Поэтому, вернувшись 30 января к «делу С.Л.», Политбюро поручило его ведение «комиссии в составе тт. Озерского[560], Крестинского и Дволайцкого[561]»[562], но уже осенью, 31 октября, возложило «разрешение вопросов, связанных с процессом, на тт. Крестинского и Элиаву»[563], который — в связи с разделением еще в ноябре 1930 г. Наркомата внешней и внутренней торговли СССР на Наркомат снабжения СССР во главе с Микояном и Наркомат внешней торговли СССР во главе с Розенгольцем — занял должность заместителя последнего. Столь долгая проволочка с разрешением «дела С.Л.» объяснялась тем, что суд над Альшицем дважды откладывался[564], и процесс начался лишь 20 июня 1932 г. От вердикта присяжных заседателей вновь зависела судьба 25 млн. франков, и, так как при оправдании банкира векселя освобождались из-под ареста с предъявлением их к оплате, торгпредство сделало все, чтобы взять реванш.
Но в составе адвокатов произошли существенные изменения, ибо в связи с недовольством в Москве деятельностью Андре Бертона в палате депутатов, ЦК ФКП не выставил его кандидатуру на очередные парламентские выборы, из-за чего «красный миллионер», как писала эмигрантская пресса, «обиделся, покинул партию и вернулся в свое первобытное буржуазное состояние». В беседе с корреспондентом одной из парижских газет Бертон заявил, что остается «восторженным поклонником русской революции», но, не желая создавать трудности своим вчерашним товарищам в Париже, где он состоял коммунистическим депутатом от XIII округа, выставит свою кандидатуру на Ривьере от департамента Вар как независимый кандидат. Увы, Бертона обошел его соперник — социалист…[565]
Поэтому торгпредство в суде представляли «громогласный» Анри Торрес и «ветераны» — «моложавый и изящный» Морис Гарсон и по-прежнему говоривший по-французски с сильным акцентом Александр Грубер, которые находились под неустанной опекой все того же «пухлого» Членова, «любезничавшего решительно со всеми». Подсудимого, обвинявшегося в использовании подложных документов и мошенничестве, защищали Моро-Джиаффери, вызывавший, как отмечала пресса, «целые бури страстей своим красноречием», и столь же горячий Долинер.[566]
Среди присутствовавших в полупустом зале Дворца правосудия особое внимание привлекали «широко улыбающийся и чем-то довольный» Навашин, которого снова вызвали в суд в качестве свидетеля, и сидевший между двумя жандармами Альшиц — «плотный, хорошо одетый господин с бритым усталым лицом, аккуратно зачесанными поверх лысины седыми волосами, острым взглядом черных глаз из-под полуопущенных тяжелых век, с кольцами на пухлых молочно-белых руках и золотой цепью на темно-синем жилете».
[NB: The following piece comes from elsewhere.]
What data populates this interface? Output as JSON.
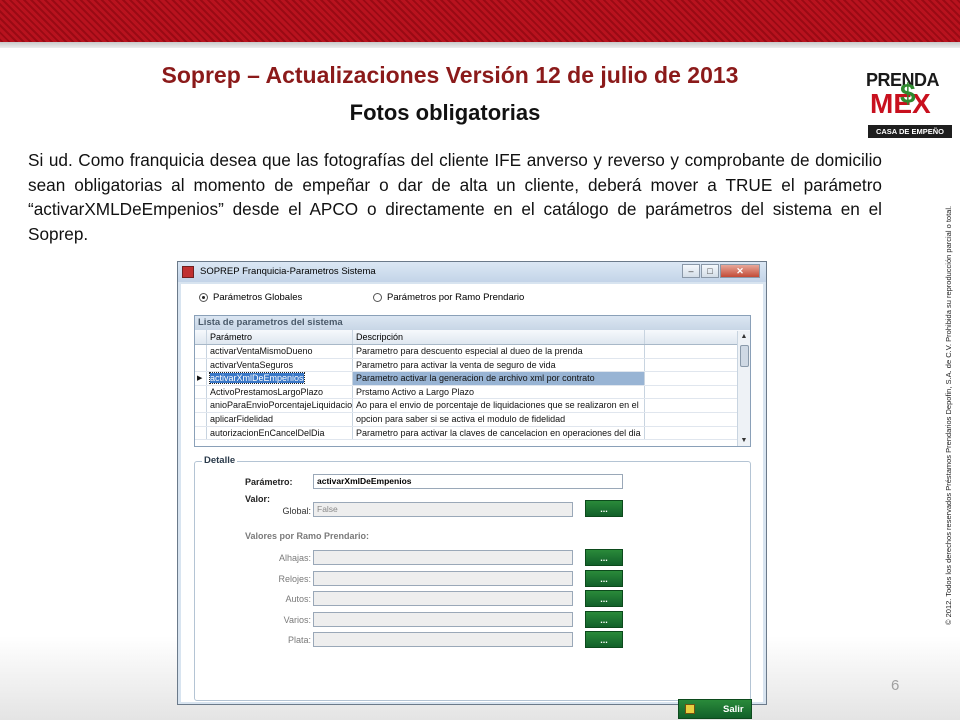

В четверть второго судьи в красных мантиях заняли свои места, после чего председательствующий, советник Девиз, в течение не менее двух часов разъяснял присяжным суть дела, отметив между прочим, что до революции подсудимый «был в Петрозаводске одним из самых деятельных членов еврейской общины и большим благотворителем и что состояние его в России, где он служил директором мыловаренных предприятий Жукова, оценивалось в 25 миллионов золотых рублей».
В ходе допроса Альшиц показал, что его давний знакомый Марк Иоффе как-то сообщил ему о советских векселях, на учете которых можно «хорошо заработать», но для приобретения которых не хватает 100 тыс. марок. Поскольку дела Альшица находились тогда в упадке, он, мол, рассказал об этом своей жене, у которой сохранился капитал в 25 тыс. долларов — приданое их дочери, и супруга нашла-де заманчивым такое вложение денег. Впрочем, иных объяснений от подсудимого, уверенного в своем оправдании и подыгрывавшего сообщникам, никто и не ожидал.
Всех гораздо больше интересовало, в пользу кого даст показания Навашин, ставший уже невозвращенцем. Но, оставив службу в советском банке, тот, возможно, еще поддерживал какие-то отношения с Москвой и, во всяком случае, на суде показывал не в пользу Альшица. При одобрительных кивках юрисконсультов полпредства и торгпредства «плотный, немного подслеповатый, говорящий с большой легкостью» Навашин ловко парировал выпады защитников подсудимого, уверяя, будто доверенность Савелия Литвинова являлась «ограниченной» и не давала ему права выписывать векселя.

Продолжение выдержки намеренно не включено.